Dans notre entreprise on restructure chaque année. Avec le confinement, on ne s’intéressait plus à l’organisation, on agissait. La conséquence c’est que même si l’entreprise se restructure désormais, ça ne change rien, parce que nous, on a créé nos groupes, nos équipes et c’est tout ».

Nous sommes en février 2021. Avec plusieurs consœurs et confrères, nous menons depuis décembre un projet de recherche sur l’impact de la crise sanitaire sur le vécu du travail[1]. En tant qu’enseignants-chercheurs, nous sommes personnels d’organisations, nous vivons des transformations et nous n’en comprenons pas toute la portée. Et ce malgré notre bagage de chercheurs en organisation.
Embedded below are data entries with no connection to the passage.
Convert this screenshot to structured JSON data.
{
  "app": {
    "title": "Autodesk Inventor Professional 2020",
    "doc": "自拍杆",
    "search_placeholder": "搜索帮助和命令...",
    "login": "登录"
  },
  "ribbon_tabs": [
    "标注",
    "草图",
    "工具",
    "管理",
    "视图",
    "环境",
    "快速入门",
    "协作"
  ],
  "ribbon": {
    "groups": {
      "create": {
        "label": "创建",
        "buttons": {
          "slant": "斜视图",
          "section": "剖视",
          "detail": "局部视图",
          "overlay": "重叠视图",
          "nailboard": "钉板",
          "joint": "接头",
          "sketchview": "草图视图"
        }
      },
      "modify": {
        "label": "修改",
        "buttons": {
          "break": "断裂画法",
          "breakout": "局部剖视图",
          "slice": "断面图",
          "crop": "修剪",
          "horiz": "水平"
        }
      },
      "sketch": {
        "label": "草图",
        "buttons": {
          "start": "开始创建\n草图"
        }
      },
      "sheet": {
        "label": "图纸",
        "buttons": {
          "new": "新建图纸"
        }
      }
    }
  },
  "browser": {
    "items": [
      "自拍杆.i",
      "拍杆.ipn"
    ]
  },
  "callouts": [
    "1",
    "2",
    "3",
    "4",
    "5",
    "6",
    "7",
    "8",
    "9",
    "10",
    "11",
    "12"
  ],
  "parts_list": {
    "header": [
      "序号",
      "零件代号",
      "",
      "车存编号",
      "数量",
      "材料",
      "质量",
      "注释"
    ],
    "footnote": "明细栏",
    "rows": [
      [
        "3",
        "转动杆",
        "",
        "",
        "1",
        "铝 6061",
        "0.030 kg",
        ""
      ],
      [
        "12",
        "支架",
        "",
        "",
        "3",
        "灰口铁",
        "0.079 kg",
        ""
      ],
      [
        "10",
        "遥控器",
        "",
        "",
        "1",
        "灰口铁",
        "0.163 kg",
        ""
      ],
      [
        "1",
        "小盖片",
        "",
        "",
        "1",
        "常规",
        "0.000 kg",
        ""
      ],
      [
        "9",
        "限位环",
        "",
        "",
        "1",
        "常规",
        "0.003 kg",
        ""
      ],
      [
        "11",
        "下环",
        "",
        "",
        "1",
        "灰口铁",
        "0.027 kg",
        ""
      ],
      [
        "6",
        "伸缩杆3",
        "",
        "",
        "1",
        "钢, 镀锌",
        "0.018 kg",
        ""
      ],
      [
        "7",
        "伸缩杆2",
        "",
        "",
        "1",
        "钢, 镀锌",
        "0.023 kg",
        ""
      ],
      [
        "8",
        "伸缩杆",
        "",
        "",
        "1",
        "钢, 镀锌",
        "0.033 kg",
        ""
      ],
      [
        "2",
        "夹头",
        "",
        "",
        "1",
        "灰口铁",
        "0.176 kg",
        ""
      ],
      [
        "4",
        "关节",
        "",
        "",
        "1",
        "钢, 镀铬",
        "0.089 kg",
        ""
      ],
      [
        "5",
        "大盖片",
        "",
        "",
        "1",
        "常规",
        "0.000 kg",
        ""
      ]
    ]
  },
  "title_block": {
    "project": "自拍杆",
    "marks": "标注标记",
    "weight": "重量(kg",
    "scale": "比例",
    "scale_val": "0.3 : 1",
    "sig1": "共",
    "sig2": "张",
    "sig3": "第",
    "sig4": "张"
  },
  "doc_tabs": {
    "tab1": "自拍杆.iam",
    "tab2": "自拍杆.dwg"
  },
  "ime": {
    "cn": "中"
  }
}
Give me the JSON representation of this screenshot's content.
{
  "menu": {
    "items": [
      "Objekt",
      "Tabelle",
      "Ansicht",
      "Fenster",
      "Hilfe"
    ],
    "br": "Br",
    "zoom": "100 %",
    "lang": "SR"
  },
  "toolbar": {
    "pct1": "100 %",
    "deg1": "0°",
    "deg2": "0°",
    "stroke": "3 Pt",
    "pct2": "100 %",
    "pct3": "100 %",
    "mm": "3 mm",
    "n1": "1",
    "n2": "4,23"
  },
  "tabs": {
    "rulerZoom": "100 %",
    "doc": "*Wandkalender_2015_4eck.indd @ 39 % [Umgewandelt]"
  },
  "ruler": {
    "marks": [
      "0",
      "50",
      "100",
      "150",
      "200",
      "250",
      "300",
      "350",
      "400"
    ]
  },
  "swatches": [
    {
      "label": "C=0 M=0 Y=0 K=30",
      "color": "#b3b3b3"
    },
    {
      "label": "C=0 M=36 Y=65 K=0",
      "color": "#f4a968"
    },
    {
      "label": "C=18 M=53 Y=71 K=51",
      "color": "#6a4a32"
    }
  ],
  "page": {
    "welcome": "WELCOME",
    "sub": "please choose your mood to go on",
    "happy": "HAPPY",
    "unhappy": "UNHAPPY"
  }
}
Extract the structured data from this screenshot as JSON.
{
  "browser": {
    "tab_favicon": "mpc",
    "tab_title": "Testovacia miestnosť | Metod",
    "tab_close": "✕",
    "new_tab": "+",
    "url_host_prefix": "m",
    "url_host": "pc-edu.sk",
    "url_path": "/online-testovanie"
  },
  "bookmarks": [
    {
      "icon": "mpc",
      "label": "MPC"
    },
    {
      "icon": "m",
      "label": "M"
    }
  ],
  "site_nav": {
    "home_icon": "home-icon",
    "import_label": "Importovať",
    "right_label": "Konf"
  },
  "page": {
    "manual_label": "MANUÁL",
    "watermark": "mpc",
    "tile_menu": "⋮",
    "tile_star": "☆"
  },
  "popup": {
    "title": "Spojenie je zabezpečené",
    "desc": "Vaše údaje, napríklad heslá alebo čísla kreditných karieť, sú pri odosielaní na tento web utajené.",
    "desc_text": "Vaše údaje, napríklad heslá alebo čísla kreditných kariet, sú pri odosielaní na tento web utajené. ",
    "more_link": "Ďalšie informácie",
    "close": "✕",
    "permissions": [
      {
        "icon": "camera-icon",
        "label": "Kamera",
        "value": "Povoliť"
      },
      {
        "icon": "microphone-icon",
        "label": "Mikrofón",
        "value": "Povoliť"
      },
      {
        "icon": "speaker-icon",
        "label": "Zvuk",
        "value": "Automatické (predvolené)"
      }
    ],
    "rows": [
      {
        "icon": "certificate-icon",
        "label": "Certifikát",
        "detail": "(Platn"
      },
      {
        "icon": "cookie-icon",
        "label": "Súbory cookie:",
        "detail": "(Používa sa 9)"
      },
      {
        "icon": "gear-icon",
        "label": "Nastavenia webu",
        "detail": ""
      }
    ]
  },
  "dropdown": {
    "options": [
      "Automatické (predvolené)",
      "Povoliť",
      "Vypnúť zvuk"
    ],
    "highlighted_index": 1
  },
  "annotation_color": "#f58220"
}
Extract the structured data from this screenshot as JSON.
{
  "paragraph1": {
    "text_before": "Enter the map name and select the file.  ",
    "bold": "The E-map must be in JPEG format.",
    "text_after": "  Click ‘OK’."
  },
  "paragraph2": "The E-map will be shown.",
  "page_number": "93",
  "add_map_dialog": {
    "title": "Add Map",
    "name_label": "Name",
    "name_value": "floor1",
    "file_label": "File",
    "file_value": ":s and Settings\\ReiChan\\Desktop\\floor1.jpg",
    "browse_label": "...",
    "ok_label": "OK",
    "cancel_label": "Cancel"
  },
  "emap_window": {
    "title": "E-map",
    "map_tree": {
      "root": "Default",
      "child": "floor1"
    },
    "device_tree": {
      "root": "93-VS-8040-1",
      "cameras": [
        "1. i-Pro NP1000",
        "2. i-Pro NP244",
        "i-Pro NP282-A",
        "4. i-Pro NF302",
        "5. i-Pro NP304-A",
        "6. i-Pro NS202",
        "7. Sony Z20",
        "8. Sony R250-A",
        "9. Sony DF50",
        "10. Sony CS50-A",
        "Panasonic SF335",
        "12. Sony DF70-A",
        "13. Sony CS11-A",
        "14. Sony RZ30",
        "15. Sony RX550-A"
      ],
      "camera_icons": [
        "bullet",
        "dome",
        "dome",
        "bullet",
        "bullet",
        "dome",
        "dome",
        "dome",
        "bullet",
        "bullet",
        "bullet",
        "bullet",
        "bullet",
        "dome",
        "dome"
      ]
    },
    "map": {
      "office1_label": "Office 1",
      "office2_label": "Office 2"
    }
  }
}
La crise du Covid nous a saisi comme tout le monde, dans notre métier. Comme beaucoup de personnel nous avons vécu cette nouvelle dislocation des espaces, des lieux, des temps… entre ceux qui travaillent sur site, ceux qui travaillent en « distanciel », les « hybrides », les « essentiels », les « non-essentiels »… Et peu à peu cette dislocation est devenue notre nouvelle structuration du travail. Dans ce travail de recherche que nous menons, il y a aussi pour moi, le souhait de mieux comprendre ce que nous vivons dans nos organisations depuis bientôt un an. Et c’est au cours d’une série d’entretiens en février 2021 qu’émerge le témoignage de cette femme, salariée d’une grande entreprise qui résonne en moi tout particulièrement. Cette femme le dit très clairement : en mars 2020 l’organisation s’est envolée. Elle a disparu et nous avons tous fait comme nous le pouvions en nous appuyant sur nos équipes, nos connaissances, nos collègues. Et aujourd’hui, l’organisation n’a plus d’importance parce que nous avons expérimenté qu’elle n’en avait aucune. Nous pouvons travailler sans organisation. Ou du moins, nous en avons l’illusion.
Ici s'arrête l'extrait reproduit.